About the explanatory gap: Chalmers on Perry
We shall have a class discussion at the end. So please read Chalmers' paper.
- About phenomenal consciousness - concepts of consciousness
- We might discover that phenomenal state Q is correlated with physical brain state B.
- But this does not explain why what it is like to be in state B is the same as what it is like to be in state Q. Why can't it be like being in some other phenomenal state R? Or, why can't there be a zombie with state B?
- What is the gap? Suppose P = conjunction of all physical truths. Q = truth about qualia.
- Gap = P→Q is not a priori. (knowledge argument, inverted spectrum)
- Compare: (P→water contains hydrogen) is a priori.

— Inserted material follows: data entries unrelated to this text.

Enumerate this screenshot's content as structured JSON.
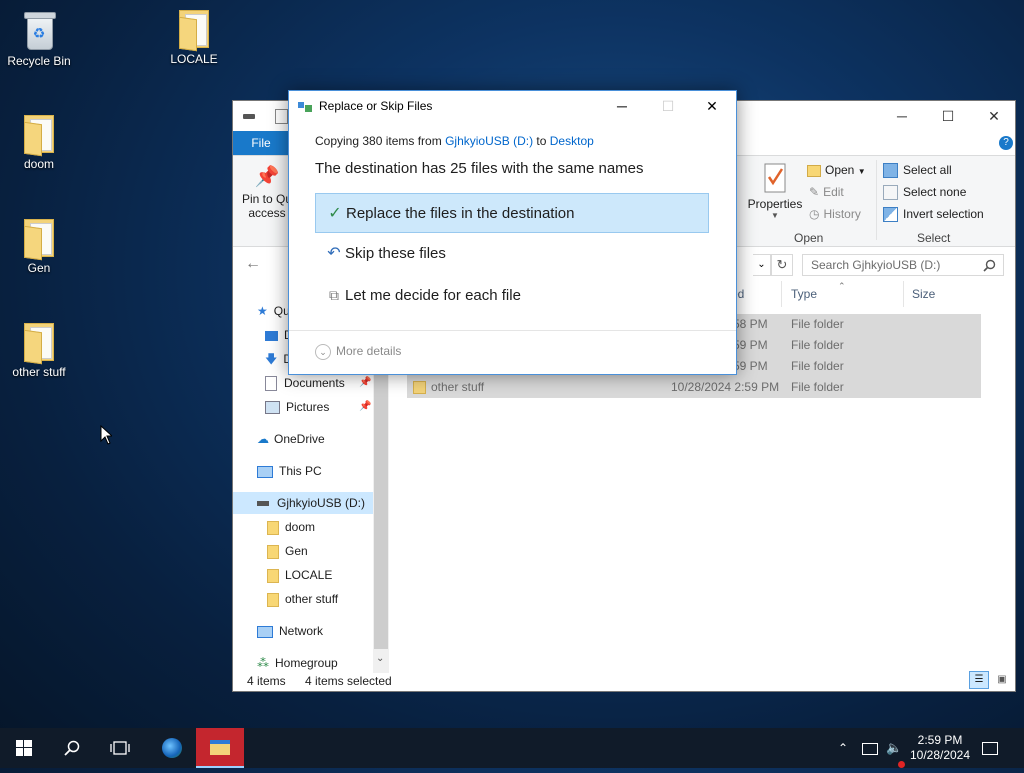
{
  "desktop": {
    "icons": [
      {
        "label": "Recycle Bin"
      },
      {
        "label": "LOCALE"
      },
      {
        "label": "doom"
      },
      {
        "label": "Gen"
      },
      {
        "label": "other stuff"
      }
    ]
  },
  "explorer": {
    "file_tab": "File",
    "ribbon": {
      "pin_line1": "Pin to Qu",
      "pin_line2": "access",
      "properties": "Properties",
      "open": "Open",
      "edit": "Edit",
      "history": "History",
      "open_group": "Open",
      "select_all": "Select all",
      "select_none": "Select none",
      "invert_selection": "Invert selection",
      "select_group": "Select"
    },
    "search_placeholder": "Search GjhkyioUSB (D:)",
    "nav": {
      "quick_access": "Qu",
      "desktop": "D",
      "downloads": "D",
      "documents": "Documents",
      "pictures": "Pictures",
      "onedrive": "OneDrive",
      "this_pc": "This PC",
      "drive": "GjhkyioUSB (D:)",
      "sub": [
        "doom",
        "Gen",
        "LOCALE",
        "other stuff"
      ],
      "network": "Network",
      "homegroup": "Homegroup"
    },
    "columns": {
      "date": "ed",
      "type": "Type",
      "size": "Size"
    },
    "rows": [
      {
        "name": "",
        "date": "58 PM",
        "type": "File folder"
      },
      {
        "name": "",
        "date": "59 PM",
        "type": "File folder"
      },
      {
        "name": "",
        "date": "59 PM",
        "type": "File folder"
      },
      {
        "name": "other stuff",
        "date": "10/28/2024 2:59 PM",
        "type": "File folder"
      }
    ],
    "status_count": "4 items",
    "status_selected": "4 items selected"
  },
  "dialog": {
    "title": "Replace or Skip Files",
    "copy_prefix": "Copying 380 items from ",
    "source": "GjhkyioUSB (D:)",
    "to_word": " to ",
    "destination": "Desktop",
    "heading": "The destination has 25 files with the same names",
    "option_replace": "Replace the files in the destination",
    "option_skip": "Skip these files",
    "option_decide": "Let me decide for each file",
    "more_details": "More details"
  },
  "taskbar": {
    "time": "2:59 PM",
    "date": "10/28/2024"
  },
  "colors": {
    "accent": "#1979ca",
    "highlight": "#cde8fb",
    "link": "#0066cc"
  }
}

- the knowledge argument about consciousness
- Some possible responses:
- There is a gap because dualism is true.
- There is no explanatory gap. We can already close the gap.
- There is no explanatory gap, but we are not smart enough to understand why.
- There is an explanatory gap now, but more scientific research will fill the gap.
- There is an explanatory gap now, but a new kind of science is needed to fill the gap.
- There is an explanatory gap, but it is only due to a gap between our phenomenal and physical concepts. There are no ontological consequences.
concept of X vs. X itself
The zombie argument against physicalism
What are zombies?
- Zombies are conceivable. (No a priori contradiction in the idea of a zombie.)
- If zombies are conceivable, then they are possible.
- If zombies are possible, then physicalism is false.
- Therefore, physicalism is false.
The phenomenal concept strategy
@Proponents of this strategy argue that phenomenal concepts — our concepts of conscious states — have a certain special nature. Proponents suggest that given this special nature, it is predictable that we will find an explanatory gap between physical processes, conceived under physical concepts, and conscious states, conceived under phenomenal concepts. At the same time, they argue that our possession of concepts with this special nature can itself be explained in physical terms.@
- Phenomenal concepts are recognitional concepts.
- Phenomenal concepts and physical concepts have different conceptual roles.
- Phenomenal concepts are indexical.
- Phenomenal concepts are quotational.
- Acknowledge intuitive puzzle.
- Deflate anti-physicalist conclusions. "conceptual dualism and ontological monism"
@Sugar pours out of a bag in John Perrys shopping cart. He is looking for the person who is making a mess, and finally he realizes that it's himself.@
- I am making a mess.
- The one who is pouring sugar on the floor is making a mess.
- The only bearded philosopher in a Safeway store west of Mississippi is making a mess.
- John Perry is making a mess.
- Claim #1 is not equivalent to any combination of non-indexical claims such as #2, 3, 4, etc.
- Indexical knowledge cannot be reduced to (defined in terms of) non-indexical knowledge, but it does not show that physicalism is false.
- Mary gains indexical knowledge when she sees something red for the first time.
@Mary gains new knowledge of the form "red things cause experiences of type P". This knowledge crucially involves a phenomenal concept P — a concept of what it is like to have a certain sort of experience. Perry's strategy (pp. 145-48) is to analyze Mary's phenomenal concept P as a demonstrative concept — which he labels this_i — that functions, like other demonstrative concepts, to pick out whatever sort of experience she is currently attending to.@
Reply #1 - Mary's knowledge is not just indexical knowledge
- Yes. Mary gains indexical knowledge, but this is not interesting. What is important is that she gains substantive qualitative knowledge using some non-indexical, qualitative concept. See especially the paragraph: "On the face of it, Mary's situation is precisely analogous. ..."
- "The experience of seeing a red tomato is R." vs. "The experience of seeing a red tomato is this_i"
- Why does Chalmers think that there is this concept R distinct from this_i?
@it seems that Mary could have had different thoughts of the form "this_I is G" had she been exposed to a different sort of experience, such as an experience of green. So it seems that the qualitative concept of the experiential type is quite different from the demonstrative concept.@
Reply #2 - Indexicals are irrelevant to the explanatory gap
- Ignorance due to indexicals disappears from the 3rd person point of view.
- An observer looking at Perry making a mess has no ignorance when all non-indexical knowledge is known.
- But the explanatory gap about consciousness does not disappear from the 3rd person point of view, e.g. ignorance about what it is like for other people to have a certain experience.
- Regarding the zombie argument, suppose someone wants to refute premise #2 as follows: "The fact that something is conceivable does not imply that it is possible. I can conceive of 70375 being divisible by 3. But it is actually not possible." Why is this not a good objection?
- Evaluate the two replies from Chalmers to Perry.